25. Bölüm " Ağı Kopmuş Örümcek "

27K 1K 754
                                    


SELAMM 😔 BÖLÜM SONU SÖVÜLMEMEK ŞARTIYLA SİZİ ÖPÜYORUM 💋


🕷️

Ercüment'in ağzından

Elimdeki desteyi çevirip siyah kutunun içerisine yerleştirdim. Lisenin son zamanlarında edindiğim alışkanlığım olan sigarayı dudaklarımın arasından çekip dışarı nefesimi verdim. Havaya karışan sigaranın dumanından çok benim nefesim zehirliydi. İnsanların hayatını soldurmaktan keyif aldığım zaman on yedimdeydim, o yaşımda katil olmuştum ilk.

Kurbanımı tenha bir sokakta tek başıma kıstırmıştım. O zaman babamdan kalan mirasın varlığından sadece haberdar olduğum vakitlerdi. Tek tabancaydım. Benden iri yarı olan kırklı yaşlarındaki adamı öldürmeye cesaret etmem de ilk neden sıcak kan kokusu solmaya ihtiyacımın oluşudu.

Sıcak kan kokusu beni olmam gereken kişiye dönüştürüyordu çünkü.

Cebimde taşıdığım bıçakla adamın boğazını keserken dudağıma yerleşen karanlık kıvrım, duvara gölgemi bırakan ay ışığı kadar parlaktı.

Burnuma çektiğim sıcak kan kokusu ciğerlerime her yer edindiğinde huzur bulduğumu hatırlıyorum. Kanın yere akan şarıl şarıl sesini, gittikçe azalan damlaların çap çap sesini beynime kaydettim.

Ben buyum çünkü kandan, ölümden haz alan bir adam.

Eğer birisi saçlarımı okşabilseydi bir kez olsun, sadece o ana sığınır ve iyi bir adam olurdum. Tek bir iyi anıya ihtiyacım vardı.

Benim elime kan değilde kalem tutuşturacak bir iyilik.

Bunu bana verebilecek kimsem olmadı ne yazık ki. Hayat bana istediğim hiçbir şeyi sunmadı.

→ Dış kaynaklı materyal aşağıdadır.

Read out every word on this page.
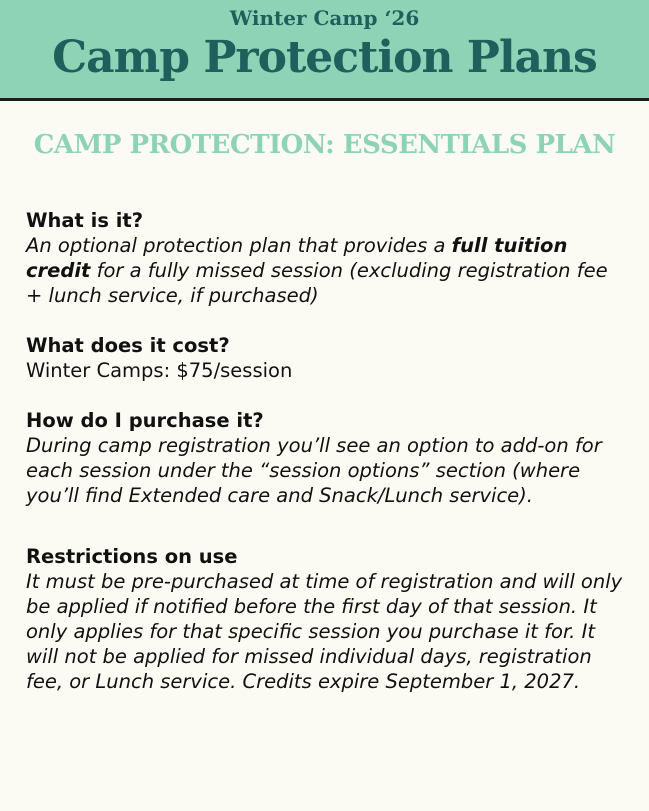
Winter Camp ‘26
Camp Protection Plans
CAMP PROTECTION: ESSENTIALS PLAN
What is it?
An optional protection plan that provides a full tuition credit for a fully missed session (excluding registration fee + lunch service, if purchased)
What does it cost?
Winter Camps: $75/session
How do I purchase it?
During camp registration you’ll see an option to add-on for each session under the “session options” section (where you’ll find Extended care and Snack/Lunch service).
Restrictions on use
It must be pre-purchased at time of registration and will only be applied if notified before the first day of that session. It only applies for that specific session you purchase it for. It will not be applied for missed individual days, registration fee, or Lunch service. Credits expire September 1, 2027.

On sekizime girdiğimde liseyi bitirdim ve babamdan kalan mirası aldım. Kendime üniversite yaptırıp orada okudum.

Geceleri sokağa indim ama bu sefer adamlarımla. Yalnız değildim ve bu bana keyif vermemeye başlamıştı.

Okulu bitirğimde sokağa inmeyi bıraktım. Lakin bu sefer yakamı babamın geçmişten gelen düşmanları ele geçirdi.

Sürekli karşıma öldürmem gereken düşmanlar çıktı, çıktıkça ben anladım ki asla kurtulamayacaktım. Yine lanet ettim onun mirasına. Ondan bana kalan mirası iyi bir şey için kullanmak istemiştim ama yine kendi lanetimle her şeyi berbat etmiştim.

Artık babamın değil benim düşmanlarım olmuşlardı.

Sigarayı tekrar dudağıma yerleştirdim ve çok derin çektim içime. Tüm desteleri kutuya dizme işlemini bitirdiğimde dumandan dolayı bulanık gören gözlerimi kıstım. Başımı kaldırıp işe yeni aldığım gence baktım. Kızıl bir hatunla ayakta sevişiyordu. Terastan uzaklaşıp içeri girdim. Ve kapının önünde bekleyen adamlarımın yanına çıktım.

Beni gördükleri an gözlerinin hedefleri ben oldum. Dışarı verdiğim duman ortamı bir sis bulutu gibi kaplarken kutuyu Hulisi'ye uzattım. Elimden hemen alıp gözlerimin içine baktı.

"Şu kendini göstermeyen yeni düşmanımıza gönder bakalım, yalnız fiş isterim!" diyerek alayla konuştuğumda korumalar güldü. Hulisi kutuyu iki eliyle birden kavrayıp başını yana eğdi.

"Ercüment Bey valla fişi nereden kesmemi istediğinizi söylemediniz ama ben kıçından kesmeyi düşünüyorum. Malum adam göt fetişçisi."

Kahkahalar ortamın gevşemesine neden oldu . Kırmızı halının üzerine basıp geçen birkaç kişi bzie baksada takılmadan koridorda ilerlemeye devam ediyorlardı.